Back To The Weather Below est donc d’abord copieusement rempli de ces titres puissants, aux riffs efficaces, emblématiques du groupe, où la basse sonne comme une guitare 6 cordes – on peut trouver ça amusant, mais bon… – et où une batterie solide supporte le tout sans problème : Mountains At Midnight, en intro, prouve que le duo se replie confortablement sur ses positions traditionnelles. Triggers nous emporte efficacement grâce à un rythme plus soutenu. Tell Me When It’s Too Late représente une sorte d’apogée du genre, mais le problème de Royal Blood, ce qui les a toujours empêché de parvenir au niveau de leurs modèles, reste la relative banalité de leurs compositions : peu de mélodies mémorables, aucun riff qui puisse réellement devenir légendaire (dans un genre finalement proche, on est en droit de trouver les compositions de leurs cousins belges de Black Box Revelation bien supérieures !).
L’autre composante de cet album particulièrement soigné, il faut l’admettre, est donc constitué de tentatives d’intégrer l’héritage pop anglais, avec les Arctic Monkeys comme modèle.

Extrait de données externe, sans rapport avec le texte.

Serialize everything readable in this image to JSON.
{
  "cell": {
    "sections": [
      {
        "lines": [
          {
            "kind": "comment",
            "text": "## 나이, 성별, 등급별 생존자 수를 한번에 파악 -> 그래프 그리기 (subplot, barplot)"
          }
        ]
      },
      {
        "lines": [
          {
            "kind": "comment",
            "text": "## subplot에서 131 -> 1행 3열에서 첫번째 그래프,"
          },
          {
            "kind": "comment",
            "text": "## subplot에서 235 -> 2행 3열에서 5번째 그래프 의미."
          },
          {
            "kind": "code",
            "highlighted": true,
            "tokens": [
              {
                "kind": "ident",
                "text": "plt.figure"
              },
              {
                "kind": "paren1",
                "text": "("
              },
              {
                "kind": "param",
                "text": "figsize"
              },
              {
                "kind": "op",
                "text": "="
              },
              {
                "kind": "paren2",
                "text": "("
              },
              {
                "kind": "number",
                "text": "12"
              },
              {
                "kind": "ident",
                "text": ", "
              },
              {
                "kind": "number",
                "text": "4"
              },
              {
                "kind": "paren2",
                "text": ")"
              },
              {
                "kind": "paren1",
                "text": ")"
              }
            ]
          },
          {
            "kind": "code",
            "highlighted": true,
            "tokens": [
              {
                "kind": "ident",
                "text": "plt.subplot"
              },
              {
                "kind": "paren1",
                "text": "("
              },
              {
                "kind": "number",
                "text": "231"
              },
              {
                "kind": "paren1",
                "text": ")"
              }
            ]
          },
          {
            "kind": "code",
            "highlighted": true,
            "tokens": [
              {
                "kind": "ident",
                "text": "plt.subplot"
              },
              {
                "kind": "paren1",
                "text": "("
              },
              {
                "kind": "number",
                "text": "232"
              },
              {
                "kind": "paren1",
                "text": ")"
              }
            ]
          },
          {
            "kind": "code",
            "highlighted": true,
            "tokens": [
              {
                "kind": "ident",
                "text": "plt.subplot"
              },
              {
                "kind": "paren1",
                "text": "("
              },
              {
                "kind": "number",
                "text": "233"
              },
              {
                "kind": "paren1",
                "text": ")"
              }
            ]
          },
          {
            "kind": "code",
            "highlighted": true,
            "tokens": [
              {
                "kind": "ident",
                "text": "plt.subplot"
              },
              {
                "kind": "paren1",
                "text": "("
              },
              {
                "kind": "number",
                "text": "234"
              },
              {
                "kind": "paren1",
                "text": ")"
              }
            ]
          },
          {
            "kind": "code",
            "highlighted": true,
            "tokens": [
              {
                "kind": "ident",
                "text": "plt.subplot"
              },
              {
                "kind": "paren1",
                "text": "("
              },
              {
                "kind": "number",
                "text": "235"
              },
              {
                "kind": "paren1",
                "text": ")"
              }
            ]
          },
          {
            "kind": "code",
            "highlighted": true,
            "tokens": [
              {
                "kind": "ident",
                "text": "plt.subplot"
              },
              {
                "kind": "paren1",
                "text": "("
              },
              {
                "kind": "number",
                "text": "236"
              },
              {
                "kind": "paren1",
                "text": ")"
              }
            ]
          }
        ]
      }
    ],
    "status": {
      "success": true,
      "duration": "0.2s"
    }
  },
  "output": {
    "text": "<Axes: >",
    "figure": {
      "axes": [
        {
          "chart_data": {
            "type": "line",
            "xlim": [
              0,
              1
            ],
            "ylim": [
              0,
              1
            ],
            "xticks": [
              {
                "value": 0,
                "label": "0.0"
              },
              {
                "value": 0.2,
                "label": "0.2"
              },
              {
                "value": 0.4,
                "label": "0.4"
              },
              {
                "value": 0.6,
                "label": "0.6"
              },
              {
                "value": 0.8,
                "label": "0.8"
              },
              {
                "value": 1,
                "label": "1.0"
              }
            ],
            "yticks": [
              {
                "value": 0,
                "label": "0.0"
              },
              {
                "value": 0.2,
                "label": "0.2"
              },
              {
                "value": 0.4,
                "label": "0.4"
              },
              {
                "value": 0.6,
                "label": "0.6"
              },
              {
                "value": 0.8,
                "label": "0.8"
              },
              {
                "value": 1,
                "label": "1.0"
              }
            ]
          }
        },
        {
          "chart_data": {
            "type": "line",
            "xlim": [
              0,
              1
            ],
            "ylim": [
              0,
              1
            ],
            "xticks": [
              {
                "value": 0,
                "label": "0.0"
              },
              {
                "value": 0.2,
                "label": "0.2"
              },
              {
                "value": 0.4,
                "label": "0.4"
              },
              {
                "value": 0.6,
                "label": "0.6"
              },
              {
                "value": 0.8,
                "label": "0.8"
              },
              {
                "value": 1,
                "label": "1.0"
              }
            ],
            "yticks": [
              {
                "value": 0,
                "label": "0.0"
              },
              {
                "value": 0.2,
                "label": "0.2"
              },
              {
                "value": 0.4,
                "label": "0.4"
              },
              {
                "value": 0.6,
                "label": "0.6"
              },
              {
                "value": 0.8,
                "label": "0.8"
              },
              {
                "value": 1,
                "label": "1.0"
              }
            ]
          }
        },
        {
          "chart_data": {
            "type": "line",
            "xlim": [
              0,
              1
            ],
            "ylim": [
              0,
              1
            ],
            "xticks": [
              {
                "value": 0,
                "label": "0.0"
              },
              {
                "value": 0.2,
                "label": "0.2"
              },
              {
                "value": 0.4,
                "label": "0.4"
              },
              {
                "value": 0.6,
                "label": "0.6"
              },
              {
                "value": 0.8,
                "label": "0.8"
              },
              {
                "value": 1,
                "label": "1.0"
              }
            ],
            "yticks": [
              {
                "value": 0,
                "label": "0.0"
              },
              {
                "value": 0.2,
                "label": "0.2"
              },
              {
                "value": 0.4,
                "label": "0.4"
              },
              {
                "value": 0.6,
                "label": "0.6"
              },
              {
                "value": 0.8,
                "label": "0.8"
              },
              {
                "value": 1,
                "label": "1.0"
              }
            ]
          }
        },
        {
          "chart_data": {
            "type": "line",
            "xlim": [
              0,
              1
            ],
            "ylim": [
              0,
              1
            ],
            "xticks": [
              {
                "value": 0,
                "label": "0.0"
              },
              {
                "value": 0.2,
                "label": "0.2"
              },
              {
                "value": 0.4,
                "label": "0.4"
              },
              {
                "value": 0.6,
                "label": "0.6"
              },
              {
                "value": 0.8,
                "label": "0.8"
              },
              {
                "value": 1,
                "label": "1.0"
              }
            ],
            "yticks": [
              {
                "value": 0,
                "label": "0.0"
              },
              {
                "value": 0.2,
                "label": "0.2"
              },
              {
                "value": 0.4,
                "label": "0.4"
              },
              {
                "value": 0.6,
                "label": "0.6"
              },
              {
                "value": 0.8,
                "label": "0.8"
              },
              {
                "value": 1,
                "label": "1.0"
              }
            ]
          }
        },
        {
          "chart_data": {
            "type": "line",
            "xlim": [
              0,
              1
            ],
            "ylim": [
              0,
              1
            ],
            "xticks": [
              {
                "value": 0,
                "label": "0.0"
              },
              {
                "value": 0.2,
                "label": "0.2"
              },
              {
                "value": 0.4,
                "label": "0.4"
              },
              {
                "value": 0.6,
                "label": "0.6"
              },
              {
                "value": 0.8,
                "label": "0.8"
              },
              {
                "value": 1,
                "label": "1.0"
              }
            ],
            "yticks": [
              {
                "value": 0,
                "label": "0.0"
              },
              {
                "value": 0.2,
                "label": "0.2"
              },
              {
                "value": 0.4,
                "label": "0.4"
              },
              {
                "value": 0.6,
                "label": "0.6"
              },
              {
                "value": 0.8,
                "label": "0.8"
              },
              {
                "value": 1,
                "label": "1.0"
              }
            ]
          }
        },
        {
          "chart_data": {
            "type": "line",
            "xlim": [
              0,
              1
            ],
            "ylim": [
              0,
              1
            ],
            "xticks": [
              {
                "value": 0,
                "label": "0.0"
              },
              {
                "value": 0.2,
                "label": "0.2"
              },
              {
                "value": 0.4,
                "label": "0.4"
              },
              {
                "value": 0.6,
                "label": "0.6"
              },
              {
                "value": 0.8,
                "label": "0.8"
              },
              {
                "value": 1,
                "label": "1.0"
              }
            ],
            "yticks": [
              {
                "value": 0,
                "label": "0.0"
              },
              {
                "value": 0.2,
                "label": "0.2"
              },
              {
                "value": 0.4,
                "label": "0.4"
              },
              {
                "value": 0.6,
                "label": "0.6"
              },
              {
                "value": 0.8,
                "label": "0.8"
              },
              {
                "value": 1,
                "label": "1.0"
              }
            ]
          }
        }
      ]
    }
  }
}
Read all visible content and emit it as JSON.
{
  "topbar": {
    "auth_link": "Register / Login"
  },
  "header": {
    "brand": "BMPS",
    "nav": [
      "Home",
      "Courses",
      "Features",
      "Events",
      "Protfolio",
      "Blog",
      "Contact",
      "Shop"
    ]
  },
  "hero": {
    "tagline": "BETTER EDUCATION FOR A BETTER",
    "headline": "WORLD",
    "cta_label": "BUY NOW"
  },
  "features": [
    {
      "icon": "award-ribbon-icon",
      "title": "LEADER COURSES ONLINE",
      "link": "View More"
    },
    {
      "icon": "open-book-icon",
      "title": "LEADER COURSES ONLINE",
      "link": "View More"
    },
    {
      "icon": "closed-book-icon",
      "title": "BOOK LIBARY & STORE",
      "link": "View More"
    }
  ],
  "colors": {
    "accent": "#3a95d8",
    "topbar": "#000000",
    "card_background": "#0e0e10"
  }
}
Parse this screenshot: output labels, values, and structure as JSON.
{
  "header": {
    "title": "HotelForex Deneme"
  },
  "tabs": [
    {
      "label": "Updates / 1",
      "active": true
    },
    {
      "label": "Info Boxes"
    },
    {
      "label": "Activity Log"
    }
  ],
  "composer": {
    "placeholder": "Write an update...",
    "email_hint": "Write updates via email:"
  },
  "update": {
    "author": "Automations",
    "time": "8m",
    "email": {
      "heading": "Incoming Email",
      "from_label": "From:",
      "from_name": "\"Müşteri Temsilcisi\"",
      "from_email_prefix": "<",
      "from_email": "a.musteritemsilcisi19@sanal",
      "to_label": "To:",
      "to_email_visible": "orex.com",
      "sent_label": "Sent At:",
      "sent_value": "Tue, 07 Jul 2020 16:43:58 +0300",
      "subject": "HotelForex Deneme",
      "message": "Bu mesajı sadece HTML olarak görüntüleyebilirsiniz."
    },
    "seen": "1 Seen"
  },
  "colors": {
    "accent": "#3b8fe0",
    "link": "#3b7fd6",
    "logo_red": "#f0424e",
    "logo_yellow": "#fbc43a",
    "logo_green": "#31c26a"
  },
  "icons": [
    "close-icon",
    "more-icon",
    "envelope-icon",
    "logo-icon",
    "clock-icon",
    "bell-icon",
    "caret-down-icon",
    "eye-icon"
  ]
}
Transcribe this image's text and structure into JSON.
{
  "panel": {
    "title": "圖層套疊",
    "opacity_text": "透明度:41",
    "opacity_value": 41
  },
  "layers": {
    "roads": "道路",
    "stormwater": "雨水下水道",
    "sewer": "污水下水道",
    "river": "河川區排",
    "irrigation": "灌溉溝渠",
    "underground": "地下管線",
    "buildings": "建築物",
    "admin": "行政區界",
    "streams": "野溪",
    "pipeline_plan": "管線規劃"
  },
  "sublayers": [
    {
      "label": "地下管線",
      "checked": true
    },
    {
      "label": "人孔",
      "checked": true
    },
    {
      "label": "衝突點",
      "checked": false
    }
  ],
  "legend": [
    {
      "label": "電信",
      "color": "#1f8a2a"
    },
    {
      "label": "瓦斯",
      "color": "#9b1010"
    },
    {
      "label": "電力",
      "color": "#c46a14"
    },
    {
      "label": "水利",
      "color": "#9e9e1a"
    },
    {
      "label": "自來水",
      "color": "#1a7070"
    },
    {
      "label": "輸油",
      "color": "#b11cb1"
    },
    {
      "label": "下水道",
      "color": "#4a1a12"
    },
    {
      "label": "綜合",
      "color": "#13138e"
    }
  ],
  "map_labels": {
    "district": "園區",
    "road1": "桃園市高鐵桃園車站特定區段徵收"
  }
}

Le problème est qu’avec des titres pompeux comme There Goes My Cool, on est plus proche des mauvais penchants d’un Muse ! On appréciera quand même – en dépit, répétons-le de structures mélodiques assez ordinaires – un Pull Me Through touchant, un Firing Line qui est peut-être bien l’une des producttions les plus complexes et réussies de Royal Blood à date, et la conclusion d’un Waves au texte peut-être prophétique (« But where would I go? What would I take? / If you ever find me falling away / Don’t let me choke, like I’m nothing to save » – Mais où irais-je ? Que devrais-je prendre ? / Si jamais tu me trouves en train de m’effondrer / Ne me laisse pas m’étouffer, comme si je ne valais pas la peine d’être sauvé).
Car rappelons le problème supplémentaire qu’affrontent en ce moment Royal Blood dans leur pays, la fronde – abondamment relayée sur les réseaux sociaux, où l’affaire est devenue virale et où ils sont devenus sujets de moquerie – d’un public jeune n’appréciant pas du tout leur attitude de « rock stars » arrogantes à l’ancienne (un incident ayant eu lieu au cours du Radio 1’s Big Weekend festival à Dundee !). Il n’est pas certain que dans ce contexte délicat, ce quatrième album, semblant hésiter sur le direction à prendre par le groupe, soit aussi chaudement accueilli qu’il pourrait le mériter.
Une histoire à suivre…
Eric Debarnot
En tant que fan de Death From Above 1979, je n’ai jamais tout à fait compris l’engouement de la presse anglaise à l’époque du premier album. L’effet que cela me faisait était un peu celui d’une basse-cour devant un canif.
J’ai écouté, retenu quelques singles sympathiques (la chanson-titre du deuxième album me plait encore beaucoup), j’ai apprécié la participation de Mike Kerr aux dernières Desert Sessions, mais je suis globalement resté très en dehors du buzz autour de ce groupe. Ce n’est peut-être tout simplement pas pour moi.
Oui, je trouve en effet difficile de vraiment s’enthousiasmer devant ce groupe.